La qualité des produits et du service est une constante de cette enseigne qui a su au fil des années, diversifier son activité et sa clientèle mais aussi s'adapter aux changements économiques.

Le Four des Navettes
136 rue Sainte, 13007 - Tél : 04 91 33 32 12

Depuis 1781, seulement trois familles se sont succédé à la tête du plus ancien commerce marseillais avant que Jean Claude Imbert ne le rachète. Le Four des Navettes fait partie des traditions chères aux marseillais, il est indissociable de la fête de la Chandeleur. Chaque année, le 2 février, la vierge noire sort des cryptes de St Victor pour une procession suivie par de nombreux fidèles. L‘archevêque, en présence du maire de la ville et de nombreuses personnalités, dit la première messe de la Chandeleur, avant de se rendre au Four des Navettes pour bénir le célèbre biscuit.

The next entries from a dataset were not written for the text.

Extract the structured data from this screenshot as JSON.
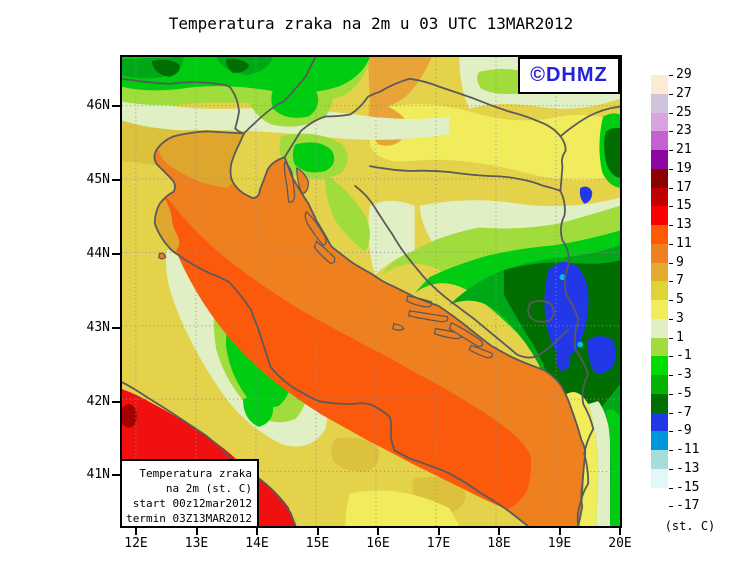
{
  "title": "Temperatura zraka na 2m u 03 UTC 13MAR2012",
  "branding": {
    "label": "©DHMZ",
    "color": "#2222DD"
  },
  "info_box": {
    "lines": [
      "Temperatura zraka",
      "na 2m (st. C)",
      "start 00z12mar2012",
      "termin 03Z13MAR2012"
    ]
  },
  "axes": {
    "lat": [
      "46N",
      "45N",
      "44N",
      "43N",
      "42N",
      "41N"
    ],
    "lon": [
      "12E",
      "13E",
      "14E",
      "15E",
      "16E",
      "17E",
      "18E",
      "19E",
      "20E"
    ]
  },
  "legend": {
    "unit": "(st. C)",
    "labels": [
      "29",
      "27",
      "25",
      "23",
      "21",
      "19",
      "17",
      "15",
      "13",
      "11",
      "9",
      "7",
      "5",
      "3",
      "1",
      "-1",
      "-3",
      "-5",
      "-7",
      "-9",
      "-11",
      "-13",
      "-15",
      "-17"
    ],
    "colors": [
      "#FCEAD2",
      "#CFC4DC",
      "#D9A3DF",
      "#C360D2",
      "#8E06A0",
      "#8C0000",
      "#C00000",
      "#FA0000",
      "#FF5A00",
      "#EE8022",
      "#E2AC2E",
      "#E0D434",
      "#F0EC5C",
      "#E0F0C4",
      "#A0DC3C",
      "#00DC00",
      "#00B400",
      "#007000",
      "#2238E8",
      "#0096DC",
      "#A8DCDC",
      "#E0F8F8",
      "#FFFFFF"
    ]
  },
  "map_palette": {
    "land_base": "#E4D24A",
    "land_light": "#F0EC5C",
    "gold": "#DCC23C",
    "orange_patch": "#E8A438",
    "pale_green": "#E0F0C4",
    "yellow_green": "#A0DC3C",
    "bright_green": "#00CC12",
    "mid_green": "#00A818",
    "dark_green": "#006E00",
    "cold_blue": "#2238E8",
    "cyan_spot": "#00C0E0",
    "sea_outer": "#EE8020",
    "sea_core": "#FB5A0C",
    "sea_gulf": "#DFA62E",
    "tyrrhenian_red": "#F01010",
    "dark_red": "#A50000",
    "coast_gray": "#5A5A5A",
    "grid_gray": "#909090"
  }
}
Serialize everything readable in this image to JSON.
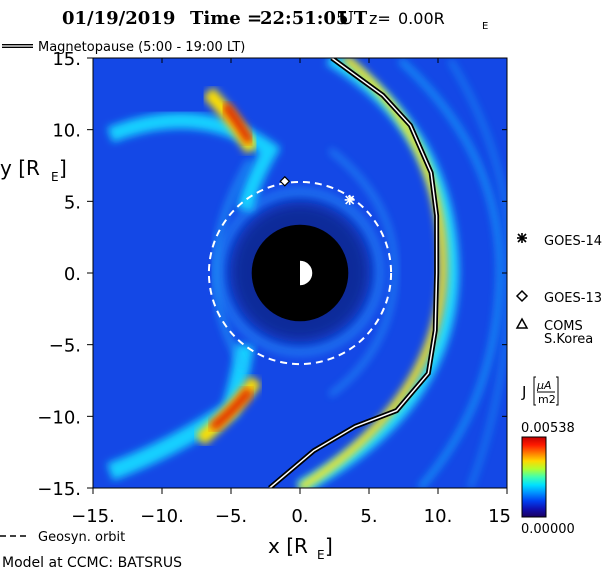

Les santons Marcel Carbonel
47 rue Neuve Sainte Catherine, 13307 - Tél : 04 91 54 26 58

Marcel Carbonel, le fondateur, réalise un rêve d’enfant. Dès 1935, il crée ses propres modèles qu’il peint de couleurs vives et obtient en 1938 le premier prix du concours des plus belles parures de France. En 1943 il s’installe dans la rue Fort Notre Dame.
Respectueux des techniques ancestrales, il a su les faire évoluer. Il est le premier à faire cuire les petites figurines qui étaient jusque-là en terre crue.
Marcel Carbonel est également à l’origine de nombreuses expositions qui ont permis de faire connaître la tradition du santon provençal. La succession est désormais assurée par son petit-fils. À ne pas manquer : le Musée du Santon situé à proximité de l’emplacement actuel de l’atelier.

Le Shipchandler Castaldi
25 quai de rive neuve, 13007 - Tél : 04 91 33 30 49

Construit à la fin du XVIIème siècle, au temps de l’arsenal des galères, ce bâtiment servait d’entrepôt pour les cordages, voiles, poulies…
Jean Castaldi, scaphandrier de son état s’y installe en 1895 et créé son magasin. Véritable caverne d’Ali Baba des explorateurs des fonds sous-marins, elle se transmet de père en fils. Son activité s’oriente vers les travaux sous-marins et le façonnage des pièces métalliques puis vers la commercialisation de pièces d’accastillage. En 1985, le commerce est vendu. Le nouveau propriétaire engage des travaux afin de lui redonner son apparence d’origine.
Un lieu de pèlerinage obligé pour les voileux, touristes ou simples propriétaires de barque.